Tayfun 2005 yılından beri MS hastası. Biz evlendiğimizde de MS hastasıydı. MS tabi atakları, dönemleri ve vücutta nörolojik olarak ilerleyen bir süreç olduğu için, bir hastalık olduğu için farklı seyirleri olan bir süreç. 32 aydır yaşadığı bu tutukluluk sürecinin onun sağlığına nasıl bir etki ettiğini biz bilmiyoruz. Doktorlar da hiç kimsenin öngörmesi mümkün değil. Çünkü aldığı ilaçlar ve tedavisi kadar aynı zamanda hayat koşulları, stres koşulları, açık havayla teması, egzersizi hareketi, beslenme koşulları bunların bir bütünü Tayfun'un hastalığında çok önemli bir yere sahip. Bu nedenle de şu ana kadar 10 kez Cerrahpaşa Hastanesi nöroloji polikliniğine Tayfun'un sevki gerçekleştirildi. Düzenli olarak kontrolü orada devam ettiriliyor doktorlar tarafından. Bu görüntülere söz konusu olan sevki dokuzuncu sevki öncesindeki sekiz sevkinde herhangi bir problem yaşanmadı. Sonrasında ki 10’uncu sevkinde de herhangi bir problem yaşanmadı. Biz her ne kadar hukuksuzsa da Tayfun'un yaşadığı süreç ama koşullara bağlı olarak Tayfun'un bir zırhlı araçla ve jandarma eşliğinde ve kelepçeli sevk edilmesi gerektiğini biliyoruz.

“GEVŞETİLMEDİĞİ GİBİ DAHA ÇOK SIKILIYOR”

Bununla ilgili de Tayfun'un dokuzuncu sevki esnasındaki talebi kelepçesinin çıkarılması değil kelepçesinin sadece gevşetilmesi. Şunu söylüyor, ‘Canım acıyor lütfen bir parça gevşetin. Ben sizin gibi bir kas yapısına ve kan değerlerine sahip değilim. Zaten hasta olduğum için buradayız canım acıyor, lütfen gevşetin’ demesine rağmen gevşetilmediği gibi tam tersi daha çok sıkılıyor.

"FETÖ ÖRGÜTÜ ÜYESI MUAMELESİ YAPIYORLAR"

Hasta muayenesi esnasında doktorun odasına kapıda bekleyebilecekken kolluk eşlik ediyorlar.
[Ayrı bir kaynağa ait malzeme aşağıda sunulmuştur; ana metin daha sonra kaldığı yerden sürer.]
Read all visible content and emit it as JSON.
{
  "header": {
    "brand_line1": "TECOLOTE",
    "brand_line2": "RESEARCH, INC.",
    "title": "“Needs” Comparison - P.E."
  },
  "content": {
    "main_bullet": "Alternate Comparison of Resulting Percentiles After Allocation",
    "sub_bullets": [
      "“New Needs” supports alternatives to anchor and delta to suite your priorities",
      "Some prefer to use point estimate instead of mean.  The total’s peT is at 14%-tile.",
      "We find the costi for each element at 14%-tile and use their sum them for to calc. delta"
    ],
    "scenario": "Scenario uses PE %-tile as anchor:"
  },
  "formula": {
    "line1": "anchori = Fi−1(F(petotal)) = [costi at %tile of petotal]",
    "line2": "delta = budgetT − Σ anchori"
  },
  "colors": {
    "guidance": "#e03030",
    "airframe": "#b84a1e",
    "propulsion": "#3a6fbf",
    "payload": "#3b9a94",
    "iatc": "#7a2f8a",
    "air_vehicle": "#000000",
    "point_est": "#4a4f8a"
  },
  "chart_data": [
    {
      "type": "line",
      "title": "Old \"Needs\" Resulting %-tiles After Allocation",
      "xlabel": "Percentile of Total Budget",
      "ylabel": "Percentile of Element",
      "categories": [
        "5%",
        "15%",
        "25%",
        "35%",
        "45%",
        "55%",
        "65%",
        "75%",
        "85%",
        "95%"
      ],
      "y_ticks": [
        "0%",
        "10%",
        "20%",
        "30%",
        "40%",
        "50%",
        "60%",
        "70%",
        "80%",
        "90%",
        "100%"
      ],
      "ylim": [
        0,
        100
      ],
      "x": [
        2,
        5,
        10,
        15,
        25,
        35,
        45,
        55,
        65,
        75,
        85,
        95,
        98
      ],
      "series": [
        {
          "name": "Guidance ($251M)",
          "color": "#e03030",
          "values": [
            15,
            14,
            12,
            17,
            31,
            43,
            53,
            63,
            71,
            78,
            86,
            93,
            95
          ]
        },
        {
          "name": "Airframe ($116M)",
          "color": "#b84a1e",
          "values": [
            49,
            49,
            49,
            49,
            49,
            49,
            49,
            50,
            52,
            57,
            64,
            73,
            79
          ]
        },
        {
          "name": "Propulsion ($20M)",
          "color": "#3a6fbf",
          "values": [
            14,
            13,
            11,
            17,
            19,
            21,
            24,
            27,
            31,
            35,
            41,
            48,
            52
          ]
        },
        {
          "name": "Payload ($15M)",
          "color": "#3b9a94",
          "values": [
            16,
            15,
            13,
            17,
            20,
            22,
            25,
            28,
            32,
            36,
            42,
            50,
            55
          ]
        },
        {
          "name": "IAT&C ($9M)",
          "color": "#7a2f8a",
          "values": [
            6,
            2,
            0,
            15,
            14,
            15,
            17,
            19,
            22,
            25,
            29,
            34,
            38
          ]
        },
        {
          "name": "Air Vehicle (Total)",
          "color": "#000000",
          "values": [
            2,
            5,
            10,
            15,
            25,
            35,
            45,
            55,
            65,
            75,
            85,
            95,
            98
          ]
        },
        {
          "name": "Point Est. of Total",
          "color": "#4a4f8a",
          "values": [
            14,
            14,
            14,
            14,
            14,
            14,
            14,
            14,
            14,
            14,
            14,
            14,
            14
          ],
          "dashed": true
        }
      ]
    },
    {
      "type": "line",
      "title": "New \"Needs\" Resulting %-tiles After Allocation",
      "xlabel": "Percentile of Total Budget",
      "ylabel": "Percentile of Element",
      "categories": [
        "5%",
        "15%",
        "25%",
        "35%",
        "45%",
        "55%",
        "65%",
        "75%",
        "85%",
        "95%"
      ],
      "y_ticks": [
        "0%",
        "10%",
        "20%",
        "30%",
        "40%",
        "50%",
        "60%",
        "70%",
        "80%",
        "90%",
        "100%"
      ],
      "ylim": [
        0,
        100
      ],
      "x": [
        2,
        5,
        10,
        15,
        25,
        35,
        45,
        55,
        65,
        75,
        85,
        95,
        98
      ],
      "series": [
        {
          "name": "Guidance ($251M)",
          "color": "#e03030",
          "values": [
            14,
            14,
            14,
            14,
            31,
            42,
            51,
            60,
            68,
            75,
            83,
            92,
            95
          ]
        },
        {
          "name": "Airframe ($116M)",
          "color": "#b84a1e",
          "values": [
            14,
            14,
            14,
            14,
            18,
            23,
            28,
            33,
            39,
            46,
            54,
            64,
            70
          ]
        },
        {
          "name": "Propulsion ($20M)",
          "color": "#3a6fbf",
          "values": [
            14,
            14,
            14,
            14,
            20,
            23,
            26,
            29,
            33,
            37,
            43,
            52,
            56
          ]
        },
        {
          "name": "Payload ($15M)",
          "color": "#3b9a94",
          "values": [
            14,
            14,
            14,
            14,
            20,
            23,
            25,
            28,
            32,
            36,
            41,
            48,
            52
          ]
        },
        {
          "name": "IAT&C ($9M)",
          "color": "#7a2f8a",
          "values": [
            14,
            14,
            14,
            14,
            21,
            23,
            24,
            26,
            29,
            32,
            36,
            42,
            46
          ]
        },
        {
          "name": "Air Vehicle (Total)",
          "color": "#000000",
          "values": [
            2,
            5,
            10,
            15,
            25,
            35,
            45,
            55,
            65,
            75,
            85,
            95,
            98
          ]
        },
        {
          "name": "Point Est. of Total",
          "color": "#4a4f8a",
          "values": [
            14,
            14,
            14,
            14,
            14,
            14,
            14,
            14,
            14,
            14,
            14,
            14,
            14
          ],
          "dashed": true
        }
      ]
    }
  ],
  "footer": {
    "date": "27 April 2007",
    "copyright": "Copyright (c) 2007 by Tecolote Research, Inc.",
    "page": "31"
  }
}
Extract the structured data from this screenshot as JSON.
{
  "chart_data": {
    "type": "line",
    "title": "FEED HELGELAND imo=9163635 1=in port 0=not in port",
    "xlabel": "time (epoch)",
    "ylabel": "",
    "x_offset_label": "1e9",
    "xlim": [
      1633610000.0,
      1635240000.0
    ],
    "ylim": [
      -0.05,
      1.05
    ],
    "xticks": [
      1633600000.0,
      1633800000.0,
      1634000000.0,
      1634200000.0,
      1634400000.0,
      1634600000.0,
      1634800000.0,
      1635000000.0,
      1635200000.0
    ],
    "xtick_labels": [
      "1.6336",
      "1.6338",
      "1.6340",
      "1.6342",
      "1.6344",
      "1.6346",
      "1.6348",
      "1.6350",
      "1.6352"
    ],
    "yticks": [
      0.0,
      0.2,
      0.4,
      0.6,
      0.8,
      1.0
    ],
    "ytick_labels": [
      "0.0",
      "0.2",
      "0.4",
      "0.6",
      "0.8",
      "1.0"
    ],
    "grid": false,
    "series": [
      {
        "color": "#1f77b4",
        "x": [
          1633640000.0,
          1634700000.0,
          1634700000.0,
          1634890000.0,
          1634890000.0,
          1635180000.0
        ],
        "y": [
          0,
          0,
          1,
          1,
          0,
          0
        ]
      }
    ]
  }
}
Hem Tayfun hem doktoru itiraz ve ikaz etmesine rağmen mahremiyetine aykırı bir şekilde doktor odasında muayeneye eşlik ediyorlar. Sonrasında da bir taraftan Tayfun'a kaçma şüphesi olan bir FETÖ tutuklusu, FETÖ örgütü üyesi olduğu hem Jandarma’nın tuttuğu tutanakta hem de sözlü olarak yanında yapılan konuşmalarda dile getiriliyor. Tayfun'a bir FETÖ örgütü üyesi, kaçma şüphesi olan bir FETÖ örgütü üyesi muamelesi yapıyorlar. Buna da hakaret olarak addediyoruz. Tayfun Kahraman'ın FETÖ'yle hiçbir ilişki ve alakası olmamıştır. Kaçma şüphesi de yoktur. Bugüne kadar yani karar duruşmasını bile çocuğuyla adliyeye gelen birinden, sekiz tane sevkinde herhangi bir kaçma şüphesi, kelepçesinin bile çıkarılması talebinde bulunmayan bir akademisyenden bir bürokrattan bahsediyoruz.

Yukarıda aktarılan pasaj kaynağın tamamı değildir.